I still call her my wife, and she still calls me her husband. Spiritually and in terms of our committment to one another nothing has changed except that legally she is now fully responsible for all of her debts. We have no shared bills whatsover beyond our rent and utility bills. Her bills are her bills, mine are mine, and we rarely discuss money.

Just because I love her doesn't mean I have to trust her. While a monogamist, and having been with the same woman for 12 years despite our insanity, I will probably never legally marry again for financial reasons. As much as I believe any consenting adult should be able to marry any other consenting adult, I don't see why they would ever want to do such a thing. Legal divorce rocks!

Take care,

Cyranoak

P.s. My daughter has been asking about emancipation because she and her mom fight all the time.
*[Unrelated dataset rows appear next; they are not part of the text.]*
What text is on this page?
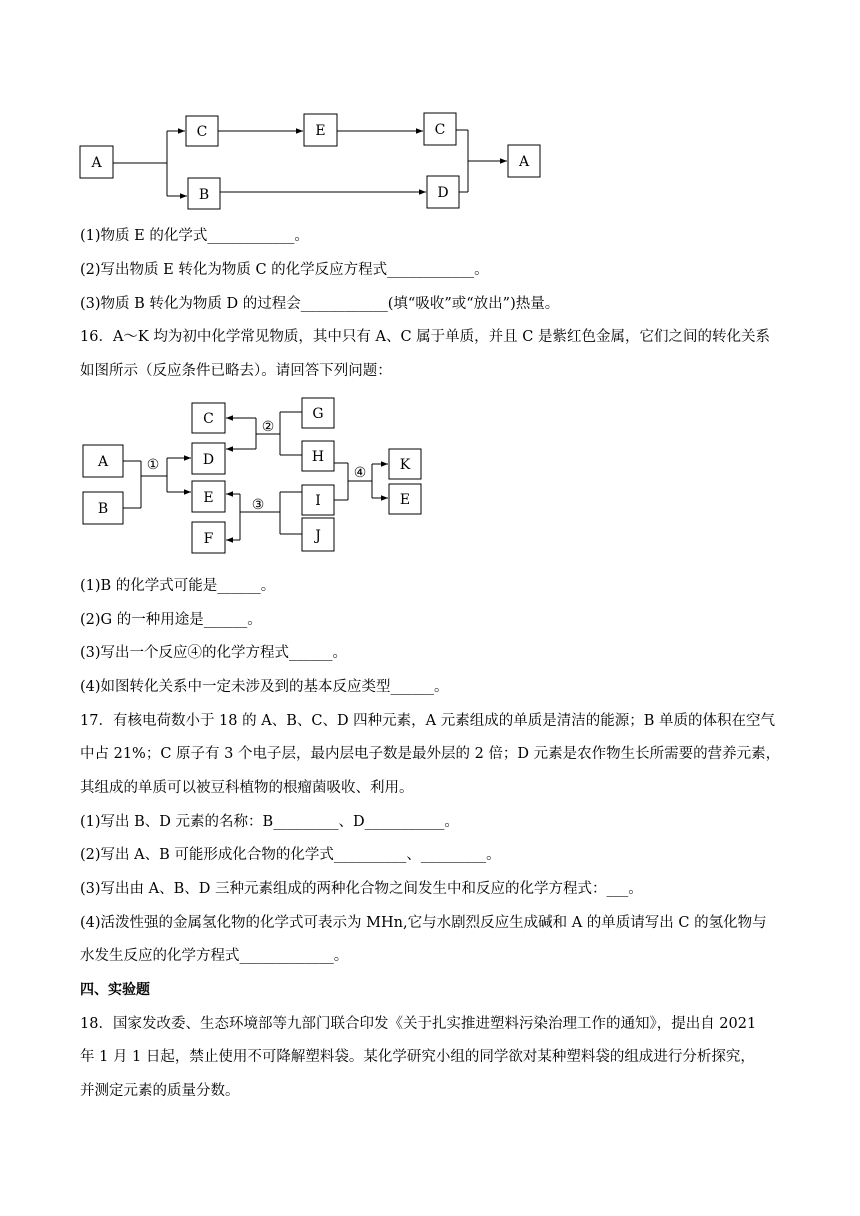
A
C	E	C
B	D
A
A
B
C
D
E
F
G
H
I
J
K
E
①
②
③
④
(1)物质 E 的化学式____________。
(2)写出物质 E 转化为物质 C 的化学反应方程式____________。
(3)物质 B 转化为物质 D 的过程会____________(填“吸收”或“放出”)热量。
16．A～K 均为初中化学常见物质，其中只有 A、C 属于单质，并且 C 是紫红色金属，它们之间的转化关系
如图所示（反应条件已略去）。请回答下列问题：
(1)B 的化学式可能是______。
(2)G 的一种用途是______。
(3)写出一个反应④的化学方程式______。
(4)如图转化关系中一定未涉及到的基本反应类型______。
17．有核电荷数小于 18 的 A、B、C、D 四种元素，A 元素组成的单质是清洁的能源；B 单质的体积在空气
中占 21%；C 原子有 3 个电子层，最内层电子数是最外层的 2 倍；D 元素是农作物生长所需要的营养元素，
其组成的单质可以被豆科植物的根瘤菌吸收、利用。
(1)写出 B、D 元素的名称：B_________、D___________。
(2)写出 A、B 可能形成化合物的化学式__________、_________。
(3)写出由 A、B、D 三种元素组成的两种化合物之间发生中和反应的化学方程式：___。
(4)活泼性强的金属氢化物的化学式可表示为 MHn,它与水剧烈反应生成碱和 A 的单质请写出 C 的氢化物与
水发生反应的化学方程式_____________。
四、实验题
18．国家发改委、生态环境部等九部门联合印发《关于扎实推进塑料污染治理工作的通知》，提出自 2021
年 1 月 1 日起，禁止使用不可降解塑料袋。某化学研究小组的同学欲对某种塑料袋的组成进行分析探究，
并测定元素的质量分数。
She dropped it completely when I offered to help her because I would no longer be responsible for her financially. My enthusiasm for the project really put the brakes on it. If she brings it up again I'm playing it cool. So close... I was so close!





Originally Posted by SarahG View Post
I feel like a complete fool, because I totally refused to see this until a few days ago. Look up a definition of "DENIAL" in the dictionary, and there's a big picture of me.

I'm an ACOA, and I've always known that. Here's a bit of my story: http://www.soberrecovery.com/forums/...-now-what.html

So what's the surprise? I've always known my husband has poor impulse control when it comes to money. The (flashing, neon) signs were all there, for years: he's a spending addict. He has taken $$ from previous employers (and been convicted of theft), charged mountains of credit card debt ($70k), and spent and spent and spent, while I buy the kids' clothes from secondhand stores and hang laundry to save money.

*sigh*

So here I am, pregnant with #5, working on my second degree (so that I can get a job to dig us out of this mess.) What do I do? I know that no one can answer that but me. I can't leave him - how could I get a job, pregnant, in this economy? My children have never been in daycare.

There is a Debtor's Anon weekly meeting in our city. He's going. He says that he knows what he's done was wrong. He says he feels guilt and shame. He says that when he spends (charges), he's numb, that he's out of control, that it's purely on impulse. He knows while he's doing it that it's wrong, but does it anyway.

This is like a bad nightmare that I just want to wake up from. I am so alone, and so angry, and so scared. And I feel like a Class A fool.